This short, cute, low-poly platformer with some creepy touches was a true joy!
This is part of the collaboration between Sebastian Küpper (Diplodocus) and Marcus Horn (Siactro). It’s Horn’s game, part of his oeuvre exploring retro-style low-poly 3D homages and cutesy horror as also seen in Tasty Ramen; Küpper did some level design and also ported it to console. I was pleased to see that the port has been getting updates, including fixing initially reported bugs and adding features that the PC version had as of its latest update 7 weeks ago.
The game is just lovely; a score/time-challenge 3D platformer through adorable little obstacle courses. Toree—a baby chicken in trainers with round glasses and a backpack—controls like a dream, with a cute run animation, a double-jump, and just a little bit of skidding. You’ll be collecting stars and trying for a good time through a glorious pink cityscape, a Snowboard Kids-esque ice world, a perhaps Sonic-inspired industrial ocean platform, and a moody cyber-highway. Each has two levels, for a total of eight, plus an extra mashup level where aspects of all are mixed and twisted.
I mentioned some creepiness; a demo for this game also appeared on the collaborative indie project “Haunted PS1 demo disc”. Indeed there are moments that feel like you’re playing a creepypasta, where an angel of death takes your ice cream away, you can see the game code through a tear in space, or a big star with a happy smile glitches, the cheery music becomes a distorted drone, and the now empty-eyed grimacing star starts to approach you… the jumpscaring snowballs with big teeth are a more traditional spook, but the Eversion-like undermining creeps and bleeps are effective given the extreme cutesiness most of the time.

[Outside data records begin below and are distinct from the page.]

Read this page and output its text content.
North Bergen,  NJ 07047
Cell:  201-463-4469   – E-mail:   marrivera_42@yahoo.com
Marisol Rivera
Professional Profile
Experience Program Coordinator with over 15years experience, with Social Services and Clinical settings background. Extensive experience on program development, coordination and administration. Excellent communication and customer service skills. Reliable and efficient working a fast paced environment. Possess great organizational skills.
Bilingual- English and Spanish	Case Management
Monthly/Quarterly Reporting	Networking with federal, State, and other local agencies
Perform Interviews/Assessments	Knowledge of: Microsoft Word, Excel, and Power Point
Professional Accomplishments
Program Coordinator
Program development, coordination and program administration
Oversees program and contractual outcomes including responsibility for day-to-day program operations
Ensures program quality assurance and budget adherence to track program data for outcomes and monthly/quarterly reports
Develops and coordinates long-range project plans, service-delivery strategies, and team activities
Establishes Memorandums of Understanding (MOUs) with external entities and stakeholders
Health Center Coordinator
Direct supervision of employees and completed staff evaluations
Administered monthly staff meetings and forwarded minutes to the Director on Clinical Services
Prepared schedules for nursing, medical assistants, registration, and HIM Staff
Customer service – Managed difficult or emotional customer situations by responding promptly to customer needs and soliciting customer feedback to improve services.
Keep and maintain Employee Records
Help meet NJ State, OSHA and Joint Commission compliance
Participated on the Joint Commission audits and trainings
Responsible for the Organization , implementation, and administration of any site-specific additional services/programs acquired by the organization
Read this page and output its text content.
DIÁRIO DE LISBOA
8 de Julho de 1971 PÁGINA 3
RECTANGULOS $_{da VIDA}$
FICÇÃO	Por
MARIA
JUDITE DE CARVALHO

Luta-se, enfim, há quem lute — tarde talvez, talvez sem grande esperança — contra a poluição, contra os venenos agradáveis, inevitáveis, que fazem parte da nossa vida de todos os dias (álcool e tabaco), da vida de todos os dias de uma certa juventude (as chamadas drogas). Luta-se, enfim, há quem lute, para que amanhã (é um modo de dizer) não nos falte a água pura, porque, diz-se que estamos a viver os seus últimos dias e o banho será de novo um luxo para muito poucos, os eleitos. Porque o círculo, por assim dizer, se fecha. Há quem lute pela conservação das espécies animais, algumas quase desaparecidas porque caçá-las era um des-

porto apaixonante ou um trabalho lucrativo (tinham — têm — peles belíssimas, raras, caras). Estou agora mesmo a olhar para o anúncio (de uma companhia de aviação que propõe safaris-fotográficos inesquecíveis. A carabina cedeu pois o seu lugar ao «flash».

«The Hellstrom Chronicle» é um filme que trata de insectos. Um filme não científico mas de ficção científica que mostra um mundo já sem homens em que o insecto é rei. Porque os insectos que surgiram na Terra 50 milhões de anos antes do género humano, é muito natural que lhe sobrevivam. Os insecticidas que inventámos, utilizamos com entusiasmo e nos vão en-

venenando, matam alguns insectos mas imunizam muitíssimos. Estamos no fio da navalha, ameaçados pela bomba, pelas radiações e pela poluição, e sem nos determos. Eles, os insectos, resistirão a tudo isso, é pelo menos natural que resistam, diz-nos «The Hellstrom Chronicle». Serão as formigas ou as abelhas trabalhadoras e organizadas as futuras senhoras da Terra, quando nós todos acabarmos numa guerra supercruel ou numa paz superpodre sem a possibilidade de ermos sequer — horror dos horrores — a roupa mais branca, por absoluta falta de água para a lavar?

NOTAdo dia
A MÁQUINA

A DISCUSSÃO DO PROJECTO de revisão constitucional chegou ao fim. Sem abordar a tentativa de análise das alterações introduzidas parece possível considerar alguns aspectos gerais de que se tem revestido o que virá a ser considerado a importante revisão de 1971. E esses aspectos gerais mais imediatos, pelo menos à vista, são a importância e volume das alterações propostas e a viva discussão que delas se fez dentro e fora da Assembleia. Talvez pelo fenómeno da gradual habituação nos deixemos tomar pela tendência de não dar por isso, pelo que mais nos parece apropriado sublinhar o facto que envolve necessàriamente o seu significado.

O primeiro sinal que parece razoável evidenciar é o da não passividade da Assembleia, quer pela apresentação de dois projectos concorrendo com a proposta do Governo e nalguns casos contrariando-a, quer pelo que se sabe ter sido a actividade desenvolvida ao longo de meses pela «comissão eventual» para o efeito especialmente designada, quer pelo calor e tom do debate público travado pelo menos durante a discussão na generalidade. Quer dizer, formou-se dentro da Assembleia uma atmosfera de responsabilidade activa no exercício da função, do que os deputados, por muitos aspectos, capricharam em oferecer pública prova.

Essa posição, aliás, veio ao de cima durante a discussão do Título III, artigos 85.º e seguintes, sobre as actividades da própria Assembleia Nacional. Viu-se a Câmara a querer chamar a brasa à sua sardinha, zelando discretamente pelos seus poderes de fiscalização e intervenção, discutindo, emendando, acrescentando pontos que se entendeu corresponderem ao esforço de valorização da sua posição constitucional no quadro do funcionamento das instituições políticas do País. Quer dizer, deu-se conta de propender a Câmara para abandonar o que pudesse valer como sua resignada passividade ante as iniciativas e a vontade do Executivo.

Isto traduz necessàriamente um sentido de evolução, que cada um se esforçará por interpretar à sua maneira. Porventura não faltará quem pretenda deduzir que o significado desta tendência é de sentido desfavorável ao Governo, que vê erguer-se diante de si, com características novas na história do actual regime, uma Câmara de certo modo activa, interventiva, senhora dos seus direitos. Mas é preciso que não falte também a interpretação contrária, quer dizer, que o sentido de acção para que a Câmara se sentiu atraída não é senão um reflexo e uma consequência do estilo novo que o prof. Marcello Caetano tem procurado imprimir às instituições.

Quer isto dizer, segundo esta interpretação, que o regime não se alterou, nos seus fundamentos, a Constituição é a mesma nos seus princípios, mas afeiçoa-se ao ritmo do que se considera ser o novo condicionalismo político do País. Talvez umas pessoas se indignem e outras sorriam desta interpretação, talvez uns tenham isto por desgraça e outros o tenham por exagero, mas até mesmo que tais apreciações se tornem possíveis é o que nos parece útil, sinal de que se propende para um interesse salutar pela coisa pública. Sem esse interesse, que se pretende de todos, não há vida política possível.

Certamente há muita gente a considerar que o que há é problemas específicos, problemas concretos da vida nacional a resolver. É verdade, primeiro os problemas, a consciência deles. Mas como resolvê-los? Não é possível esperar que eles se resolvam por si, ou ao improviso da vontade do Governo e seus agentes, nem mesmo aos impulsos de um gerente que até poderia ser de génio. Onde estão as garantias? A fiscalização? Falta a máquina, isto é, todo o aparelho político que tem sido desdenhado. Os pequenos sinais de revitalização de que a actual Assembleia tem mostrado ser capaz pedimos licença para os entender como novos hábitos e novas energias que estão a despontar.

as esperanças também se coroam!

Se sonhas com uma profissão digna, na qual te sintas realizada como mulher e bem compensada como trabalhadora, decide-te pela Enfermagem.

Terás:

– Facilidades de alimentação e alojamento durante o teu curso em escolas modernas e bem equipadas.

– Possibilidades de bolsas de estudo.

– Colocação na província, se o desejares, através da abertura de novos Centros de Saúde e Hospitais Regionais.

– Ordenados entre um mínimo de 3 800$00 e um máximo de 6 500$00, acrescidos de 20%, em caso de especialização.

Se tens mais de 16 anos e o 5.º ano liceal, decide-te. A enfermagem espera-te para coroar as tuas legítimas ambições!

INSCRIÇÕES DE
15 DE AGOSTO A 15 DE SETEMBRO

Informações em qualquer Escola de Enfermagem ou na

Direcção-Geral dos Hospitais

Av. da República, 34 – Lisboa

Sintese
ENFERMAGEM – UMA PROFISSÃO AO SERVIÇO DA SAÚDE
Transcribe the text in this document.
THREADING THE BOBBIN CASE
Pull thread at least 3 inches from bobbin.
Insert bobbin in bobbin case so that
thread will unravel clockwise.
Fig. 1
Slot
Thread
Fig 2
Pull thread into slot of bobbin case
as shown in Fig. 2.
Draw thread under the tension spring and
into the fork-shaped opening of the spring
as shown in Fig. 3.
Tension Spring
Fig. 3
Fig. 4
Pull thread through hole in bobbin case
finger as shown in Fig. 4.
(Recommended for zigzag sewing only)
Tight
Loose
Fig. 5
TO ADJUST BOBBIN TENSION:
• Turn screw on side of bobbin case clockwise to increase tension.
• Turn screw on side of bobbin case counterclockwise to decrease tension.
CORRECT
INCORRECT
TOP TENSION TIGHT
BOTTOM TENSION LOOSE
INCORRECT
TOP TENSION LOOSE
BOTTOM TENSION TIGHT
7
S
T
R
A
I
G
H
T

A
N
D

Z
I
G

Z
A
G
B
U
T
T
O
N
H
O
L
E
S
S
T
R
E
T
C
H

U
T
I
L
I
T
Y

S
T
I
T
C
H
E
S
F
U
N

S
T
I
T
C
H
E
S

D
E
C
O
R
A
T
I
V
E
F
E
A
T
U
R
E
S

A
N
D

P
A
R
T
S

Horn also included unlockable characters from his other games. Get all the stars and you can play as Macbat, who can fly freely. Get A-rank times all over and you can play as a happy little bowl of ramen from the in-development Tasty Ramen who runs faster. These are nice little surprises that tie the Siactro universe together and a nice bonus for mastering the stages.
And that’s it! It’s short, but for US$1 well worth the price. Not much more to say… check out Siactro’s other games while you’re at it!